Today, Myatt simply espouses a philosophy derived from what he calls ‘Pathei Mathos‘ (‘learning by experience’):
For what I painfully, slowly, came to understand, via pathei-mathos, was the importance – the human necessity, the virtue – of love, and how love expresses or can express the numinous in the most sublime, the most human, way. Of how extremism (of whatever political or religious or ideological kind) places some abstraction, some ideation, some notion of duty to some ideation, before a personal love, before a knowing and an appreciation of the numinous. Thus does extremism – usurping such humanizing personal love – replace human love with an extreme, an unbalanced, an intemperate, passion for something abstract: some ideation, some ideal, some dogma, some ‘victory’, some-thing always supra-personal and always destructive of personal happiness, personal dreams, personal hopes; and always manifesting an impersonal harshness: the harshness of hatred, intolerance, certitude-of-knowing, unfairness, violence, prejudice.
He even disowns Nazi ideology completely:
There is thus, based on applying the moral criteria of The Numinous Way, a complete rejection by me of National-Socialism – of whatever kind – and an understanding of Hitler as a flawed individual who caused great suffering and whose actions and policies where dishonourable and immoral.
I regard National-Socialism – of whatever variety – as an immoral set of beliefs, an example par excellence of hubris, with the Allied victory over NS Germany being a moral necessity, worthy of remembrance and celebration.
He also rejects Holocaust denial:
For decades – both as a neo-nazi and as a Muslim – I believed, I asserted, that the Shoah was a myth, a product of Allied post-war propaganda subsequently maintained and propagated by ‘Zionists’ (a modern NS code-word for Jews, designed to try and circumvent racial hatred legislation) in order to both establish the State of Israel and to enhance ‘Jewish power over Aryans.
[…]
With the expiration, in 2009, of the extremist I was, there was an openness toward this evidence, an empathy with the people subsequently met who had suffered because of the policies and the people of NS Germany and an empathy with those who had first-hand or familial experience of the horrors of the camps.Thus there is no longer any denial by me of the truth of those horrors, of the evil that was NS Germany.

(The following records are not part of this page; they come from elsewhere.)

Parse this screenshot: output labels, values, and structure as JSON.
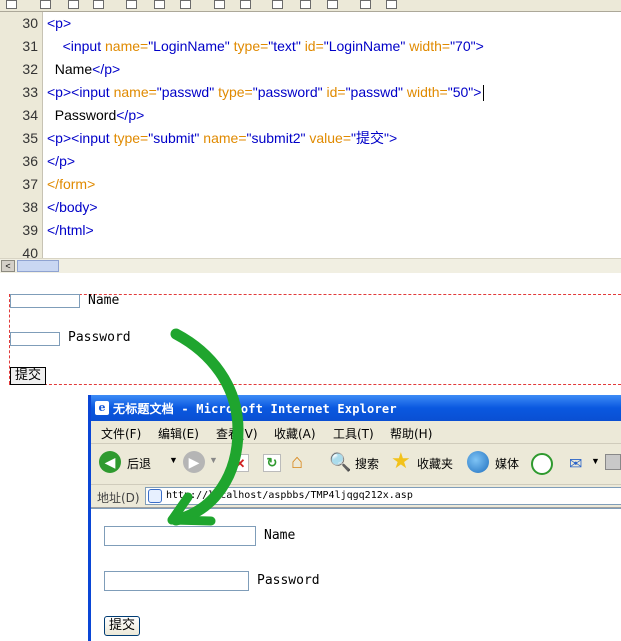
{
  "editor": {
    "lines": [
      {
        "num": "30",
        "indent": "",
        "parts": [
          [
            "tag",
            "<p>"
          ]
        ]
      },
      {
        "num": "31",
        "indent": "    ",
        "parts": [
          [
            "tag",
            "<input "
          ],
          [
            "attr",
            "name="
          ],
          [
            "val",
            "\"LoginName\" "
          ],
          [
            "attr",
            "type="
          ],
          [
            "val",
            "\"text\" "
          ],
          [
            "attr",
            "id="
          ],
          [
            "val",
            "\"LoginName\" "
          ],
          [
            "attr",
            "width="
          ],
          [
            "val",
            "\"70\""
          ],
          [
            "tag",
            ">"
          ]
        ]
      },
      {
        "num": "32",
        "indent": "  ",
        "parts": [
          [
            "txt",
            "Name"
          ],
          [
            "tag",
            "</p>"
          ]
        ]
      },
      {
        "num": "33",
        "indent": "",
        "parts": [
          [
            "tag",
            "<p>"
          ],
          [
            "tag",
            "<input "
          ],
          [
            "attr",
            "name="
          ],
          [
            "val",
            "\"passwd\" "
          ],
          [
            "attr",
            "type="
          ],
          [
            "val",
            "\"password\" "
          ],
          [
            "attr",
            "id="
          ],
          [
            "val",
            "\"passwd\" "
          ],
          [
            "attr",
            "width="
          ],
          [
            "val",
            "\"50\""
          ],
          [
            "tag",
            ">"
          ]
        ]
      },
      {
        "num": "34",
        "indent": "  ",
        "parts": [
          [
            "txt",
            "Password"
          ],
          [
            "tag",
            "</p>"
          ]
        ]
      },
      {
        "num": "35",
        "indent": "",
        "parts": [
          [
            "tag",
            "<p>"
          ],
          [
            "tag",
            "<input "
          ],
          [
            "attr",
            "type="
          ],
          [
            "val",
            "\"submit\" "
          ],
          [
            "attr",
            "name="
          ],
          [
            "val",
            "\"submit2\" "
          ],
          [
            "attr",
            "value="
          ],
          [
            "val",
            "\"提交\""
          ],
          [
            "tag",
            ">"
          ]
        ]
      },
      {
        "num": "36",
        "indent": "",
        "parts": [
          [
            "tag",
            "</p>"
          ]
        ]
      },
      {
        "num": "37",
        "indent": "",
        "parts": [
          [
            "attr",
            "</form>"
          ]
        ]
      },
      {
        "num": "38",
        "indent": "",
        "parts": [
          [
            "tag",
            "</body>"
          ]
        ]
      },
      {
        "num": "39",
        "indent": "",
        "parts": [
          [
            "tag",
            "</html>"
          ]
        ]
      },
      {
        "num": "40",
        "indent": "",
        "parts": []
      }
    ],
    "colors": {
      "tag": "#0000c8",
      "attr": "#e08a00",
      "val": "#0000c8",
      "text": "#000000"
    }
  },
  "scrollbar": {
    "left_arrow": "<"
  },
  "design_view": {
    "name_label": "Name",
    "password_label": "Password",
    "submit_label": "提交",
    "border_color": "#e23a3a"
  },
  "browser": {
    "title": "无标题文档 - Microsoft Internet Explorer",
    "menu": [
      "文件(F)",
      "编辑(E)",
      "查看(V)",
      "收藏(A)",
      "工具(T)",
      "帮助(H)"
    ],
    "toolbar": {
      "back": "后退",
      "search": "搜索",
      "favorites": "收藏夹",
      "media": "媒体"
    },
    "address_label": "地址(D)",
    "url": "http://localhost/aspbbs/TMP4ljqgq212x.asp",
    "page": {
      "name_label": "Name",
      "password_label": "Password",
      "submit_label": "提交"
    },
    "title_bar_color": "#0a58e0"
  },
  "annotation": {
    "arrow_color": "#1fa52e"
  }
}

As someone once wrote: “Das war ein Vorspiel nur, dort wo man Bücher verbrennt, verbrennt man auch am Ende Menschen.
Finally, he writes on the West itself:
The simple truth of the present and so evident to me now – in respect of the societies of the West, and especially of societies such as those currently existing in America and Britain – is that for all their problems and all their flaws they seem to be much better than those elsewhere, and certainly better than what existed in the past. That is, that there is, within them, a certain tolerance; a certain respect for the individual; a certain duty of care; and certainly still a freedom of life, of expression, as well as a standard of living which, for perhaps the majority, is better than elsewhere in the world and most certainly better than existed there and elsewhere in the past.